Con independencia de que incurriera en este tipo de prejuicios y de malinterpretaciones, que son hijos a un tiempo de sus propias convicciones y de la época y del ambiente cultural en que le tocó vivir, todo lo demás que se puede decir de la colección de cuentos de Espinosa anda entre lo bueno y lo mejor. Los doscientos ochenta relatos que componen la colección forman un conjunto absolutamente insuperable (y posiblemente insuperado), lleno de joyas literarias absolutamente deslumbrantes, algunas de gran rareza en el panorama literario oral español. Sus criterios de transcripción y de edición iban (aunque no dejó de limar muy ligeramente sus textos, suprimiendo repeticiones, incongruencias, etc.) muy por delante de lo que era común en la época (la única lástima es que no ofreciera el nombre de sus narradores al lado de la identificación de cada localidad). Y los estudios críticos que asignó a cada uno de sus cuentos son de encomiable profundidad y están apoyados en una bibliografía absolutamente apabullante, de absoluta vanguardia internacional en su época.

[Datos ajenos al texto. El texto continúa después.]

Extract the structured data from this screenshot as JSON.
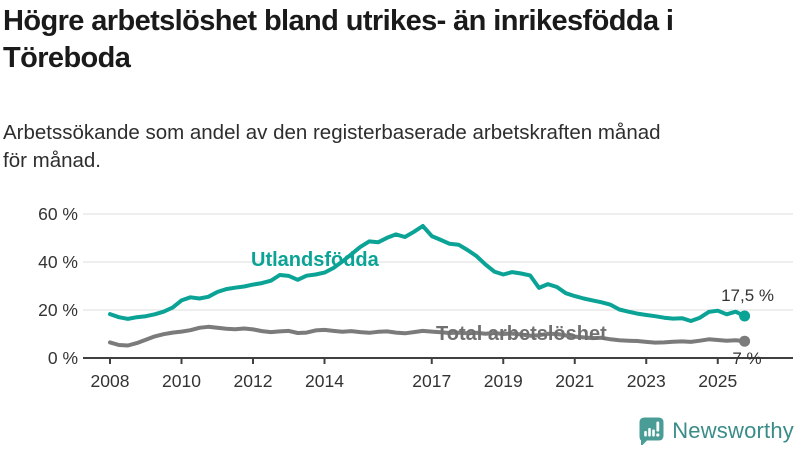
{
  "header": {
    "title_lines": [
      "Högre arbetslöshet bland utrikes- än inrikesfödda i",
      "Töreboda"
    ],
    "subtitle_lines": [
      "Arbetssökande som andel av den registerbaserade arbetskraften månad",
      "för månad."
    ]
  },
  "chart_data": {
    "type": "line",
    "title": "Högre arbetslöshet bland utrikes- än inrikesfödda i Töreboda",
    "subtitle": "Arbetssökande som andel av den registerbaserade arbetskraften månad för månad.",
    "xlabel": "",
    "ylabel": "",
    "y_unit": "%",
    "xlim": [
      2008,
      2025.75
    ],
    "ylim": [
      0,
      60
    ],
    "grid": true,
    "legend_position": "inline-labels",
    "x": [
      2008,
      2008.25,
      2008.5,
      2008.75,
      2009,
      2009.25,
      2009.5,
      2009.75,
      2010,
      2010.25,
      2010.5,
      2010.75,
      2011,
      2011.25,
      2011.5,
      2011.75,
      2012,
      2012.25,
      2012.5,
      2012.75,
      2013,
      2013.25,
      2013.5,
      2013.75,
      2014,
      2014.25,
      2014.5,
      2014.75,
      2015,
      2015.25,
      2015.5,
      2015.75,
      2016,
      2016.25,
      2016.5,
      2016.75,
      2017,
      2017.25,
      2017.5,
      2017.75,
      2018,
      2018.25,
      2018.5,
      2018.75,
      2019,
      2019.25,
      2019.5,
      2019.75,
      2020,
      2020.25,
      2020.5,
      2020.75,
      2021,
      2021.25,
      2021.5,
      2021.75,
      2022,
      2022.25,
      2022.5,
      2022.75,
      2023,
      2023.25,
      2023.5,
      2023.75,
      2024,
      2024.25,
      2024.5,
      2024.75,
      2025,
      2025.25,
      2025.5,
      2025.75
    ],
    "series": [
      {
        "name": "Utlandsfödda",
        "key": "utlandsfodda",
        "color": "#0aa396",
        "end_label": "17,5 %",
        "end_value": 17.5,
        "values": [
          18.3,
          17.0,
          16.3,
          17.0,
          17.4,
          18.2,
          19.3,
          21.0,
          24.0,
          25.3,
          24.8,
          25.5,
          27.5,
          28.7,
          29.3,
          29.8,
          30.6,
          31.2,
          32.2,
          34.6,
          34.2,
          32.6,
          34.3,
          34.8,
          35.6,
          37.5,
          40.2,
          43.2,
          46.3,
          48.6,
          48.2,
          50.1,
          51.5,
          50.4,
          52.6,
          55.0,
          50.8,
          49.2,
          47.6,
          47.2,
          45.0,
          42.5,
          39.0,
          36.0,
          34.8,
          35.8,
          35.2,
          34.4,
          29.2,
          30.8,
          29.6,
          27.0,
          25.8,
          24.8,
          24.0,
          23.2,
          22.2,
          20.2,
          19.3,
          18.5,
          17.9,
          17.4,
          16.8,
          16.4,
          16.6,
          15.4,
          16.8,
          19.2,
          19.7,
          18.2,
          19.3,
          17.5
        ]
      },
      {
        "name": "Total arbetslöshet",
        "key": "total",
        "color": "#7b7b7b",
        "end_label": "7 %",
        "end_value": 7,
        "values": [
          6.5,
          5.4,
          5.2,
          6.2,
          7.6,
          9.0,
          9.9,
          10.6,
          11.0,
          11.6,
          12.6,
          13.0,
          12.6,
          12.2,
          12.0,
          12.3,
          11.9,
          11.2,
          10.8,
          11.1,
          11.3,
          10.4,
          10.6,
          11.5,
          11.7,
          11.3,
          10.9,
          11.2,
          10.8,
          10.5,
          10.9,
          11.1,
          10.6,
          10.3,
          10.8,
          11.3,
          11.0,
          10.7,
          10.4,
          10.6,
          10.3,
          10.5,
          10.1,
          10.4,
          10.0,
          10.2,
          9.8,
          9.3,
          9.5,
          10.1,
          10.0,
          9.4,
          8.9,
          8.6,
          8.3,
          8.4,
          7.8,
          7.4,
          7.2,
          7.1,
          6.7,
          6.4,
          6.5,
          6.8,
          6.9,
          6.7,
          7.2,
          7.8,
          7.5,
          7.2,
          7.4,
          7.0
        ]
      }
    ],
    "x_ticks": [
      {
        "label": "2008",
        "year": 2008
      },
      {
        "label": "2010",
        "year": 2010
      },
      {
        "label": "2012",
        "year": 2012
      },
      {
        "label": "2014",
        "year": 2014
      },
      {
        "label": "2017",
        "year": 2017
      },
      {
        "label": "2019",
        "year": 2019
      },
      {
        "label": "2021",
        "year": 2021
      },
      {
        "label": "2023",
        "year": 2023
      },
      {
        "label": "2025",
        "year": 2025
      }
    ],
    "y_ticks": [
      {
        "label": "0 %",
        "value": 0
      },
      {
        "label": "20 %",
        "value": 20
      },
      {
        "label": "40 %",
        "value": 40
      },
      {
        "label": "60 %",
        "value": 60
      }
    ],
    "colors": {
      "grid": "#e3e3e3",
      "axis": "#404040",
      "axis_text": "#333333"
    }
  },
  "branding": {
    "logo_text": "Newsworthy",
    "logo_text_color": "#3a8c88",
    "icon_color": "#4a9c97",
    "icon": "speech-bubble-bar-chart"
  }
}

La excepcional biblioteca de la Universidad de Stanford en la que durante tantos años enseñó el investigador debió ofrecerle, bien a la vista está, condiciones y recursos de trabajo imposibles de superar.

Puede decirse, en definitiva, que con Espinosa penetraron súbitamente los vientos de la modernidad en los estudios españoles de folclore narrativo, que se hallaban instalados en un páramo en que su colección estuvo brillando en solitario (pues otras colecciones de aquellas décadas estaban a años luz de la suya) hasta que cuarenta años después su hijo, que llevaba el mismo nombre que él, publicara su propia colección de Cuentos populares de Castilla y León, que vieron la luz en dos gruesos volúmenes editados por el CSIC en 1987 y 1988, fruto de unas encuestas (de la década de 1930) posteriores e independientes de las de su padre que han sido historiadas de forma magistral por José Manuel de Prada Samper en su libro El pájaro que canta el bien y el mal: la vida y los cuentos de Azcaria Prieto (1883-1970) (Madrid: Páginas de Espuma, 2004), en el que se reconstruye la vida de una de las mejores informantes de Espinosa hijo.

Colección, la de Aurelio M. Espinosa hijo, en cuya sección de comentarios críticos trabajó intensamente Julio Camarena Laucirica, quien estaba, por aquellos años, sentando las bases de una nueva generación y de un nuevo método de recolección y estudio de los cuentos tradicionales, aún más refinado (en lo etnográfico y en lo filológico) y ponderado (expurgado de evolucionismos aventurados y de cualquier otro rastro de prejuicio o dogmatismo ultrahistoricista) que otros investigadores estamos procurando seguir.

Con la convicción muy clara, eso sí, de que los cimientos de todo el edificio cuyos pisos altos estamos intentando rematar y amueblar fueron puestos por aquel folclorista inquieto, comprometido y contradictorio que fue Aurelio M. Espinosa (padre), y por esta colección de cuentos que ahora por fin, después de tantos años de eclipse, vuelve a quedar al alcance de todos.